Enter polynomial coefficients below to explore any PCF. The evaluator computes 400 terms using backward recurrence and checks convergence.

Press "Evaluate" or choose a preset.

How the search works

The core algorithm for evaluating a PCF is backward recurrence. Rather than building the continued fraction from the top down (which is numerically unstable), we start at a large index N and work backwards:

h = 0 for n = N down to 1: a_n = α·n + β b_n = γ·n² + δ·n + ε h = b_n / (a_n + h) result = β + h // a_0 = β

This is equivalent to evaluating the Nth convergent of the CF, and for convergent CFs, the result stabilizes quickly. Most PCFs in our search converge to full float precision within 200–300 terms.

The PSLQ algorithm (Ferguson-Bailey, 1999) is the key to identification. Given a real number x and a set of constants {c₁, c₂, …, ck}, PSLQ finds integer coefficients n₁, …, nk such that n₁x + n₂c₁ + … + nkck = 0, if such a relation exists with coefficients below a given bound. It's the standard tool for experimental mathematics, used by Bailey, Borwein, and Plouffe to discover the BBP formula for π in 1995.
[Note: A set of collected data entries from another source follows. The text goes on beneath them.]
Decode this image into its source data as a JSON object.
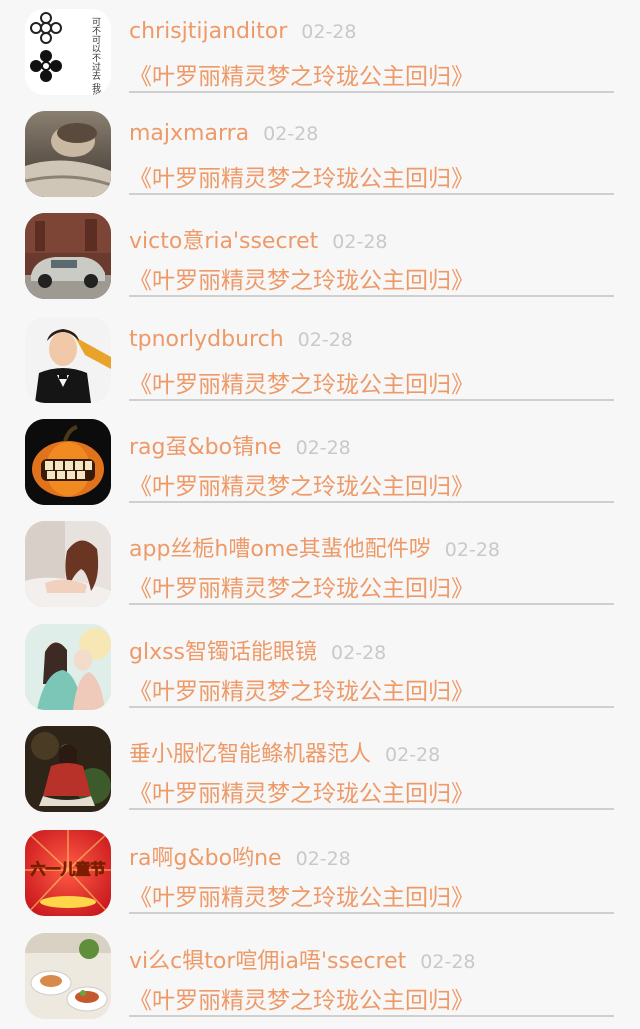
{
  "comments": [
    {
      "user": "chrisjtijanditor",
      "time": "02-28",
      "title": "《叶罗丽精灵梦之玲珑公主回归》",
      "avatar": "avatar-flowers-text"
    },
    {
      "user": "majxmarra",
      "time": "02-28",
      "title": "《叶罗丽精灵梦之玲珑公主回归》",
      "avatar": "avatar-reclining-man"
    },
    {
      "user": "victo意ria'ssecret",
      "time": "02-28",
      "title": "《叶罗丽精灵梦之玲珑公主回归》",
      "avatar": "avatar-vintage-car"
    },
    {
      "user": "tpnorlydburch",
      "time": "02-28",
      "title": "《叶罗丽精灵梦之玲珑公主回归》",
      "avatar": "avatar-man-tuxedo"
    },
    {
      "user": "rag虿&bo锖ne",
      "time": "02-28",
      "title": "《叶罗丽精灵梦之玲珑公主回归》",
      "avatar": "avatar-pumpkin"
    },
    {
      "user": "app丝栀h嘈ome其蜚他配件哕",
      "time": "02-28",
      "title": "《叶罗丽精灵梦之玲珑公主回归》",
      "avatar": "avatar-woman-reclining"
    },
    {
      "user": "glxss智镯话能眼镜",
      "time": "02-28",
      "title": "《叶罗丽精灵梦之玲珑公主回归》",
      "avatar": "avatar-anime-couple"
    },
    {
      "user": "垂小服忆智能鲦机器范人",
      "time": "02-28",
      "title": "《叶罗丽精灵梦之玲珑公主回归》",
      "avatar": "avatar-anime-dancer"
    },
    {
      "user": "ra啊g&bo哟ne",
      "time": "02-28",
      "title": "《叶罗丽精灵梦之玲珑公主回归》",
      "avatar": "avatar-festival-red"
    },
    {
      "user": "vi么c犋tor喧佣ia唔'ssecret",
      "time": "02-28",
      "title": "《叶罗丽精灵梦之玲珑公主回归》",
      "avatar": "avatar-food-plates"
    }
  ],
  "avatar_text": {
    "flowers": "可不可以不过去 我们的过去。",
    "festival": "六一儿童节"
  }
}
What's known and what might be new

Most of the verified formulas are rediscoveries. The π formulas belong to the Brouncker/Euler family of arctangent CFs, and the e² formulas are special cases of Euler's CFs for exponential functions. The algebraic-number CFs (φ, √2, √3, √5) are all instances of the classical periodic CF theorem.

The specific parameterizations — particularly the 4/π formula with bn = (2n+1)(n+2) and an = 3n+5 — may not appear in standard references in exactly this form, though they are derivable from known theory. In experimental mathematics, the line between "new formula" and "known formula in unfamiliar clothing" is often blurry.

The real value of this exercise isn't any single formula. It's the systematic methodology and what it reveals about the structure of the mathematical constant landscape: the sparsity of recognizable constants, the sharpness of the boundary between coincidence and truth, and the computational gulf between the constants we can and cannot reach.

Code. The search engine, verification scripts, and all data are available at github.com/henrywhelan. The search was conducted on an Intel i7-6700T with 16GB RAM. Total compute time: approximately 15 minutes for the main search, plus 6 minutes for high-precision verification and 6 minutes for the targeted PSLQ scan.

References. Raayoni et al., "Generating conjectures on fundamental constants with the Ramanujan Machine" (Nature, 2021). Ferguson & Bailey, "A polynomial time, numerically stable integer relation algorithm" (1999). Jos Stam, "Stable Fluids" (SIGGRAPH 1999). Wall, Analytic Theory of Continued Fractions (1948).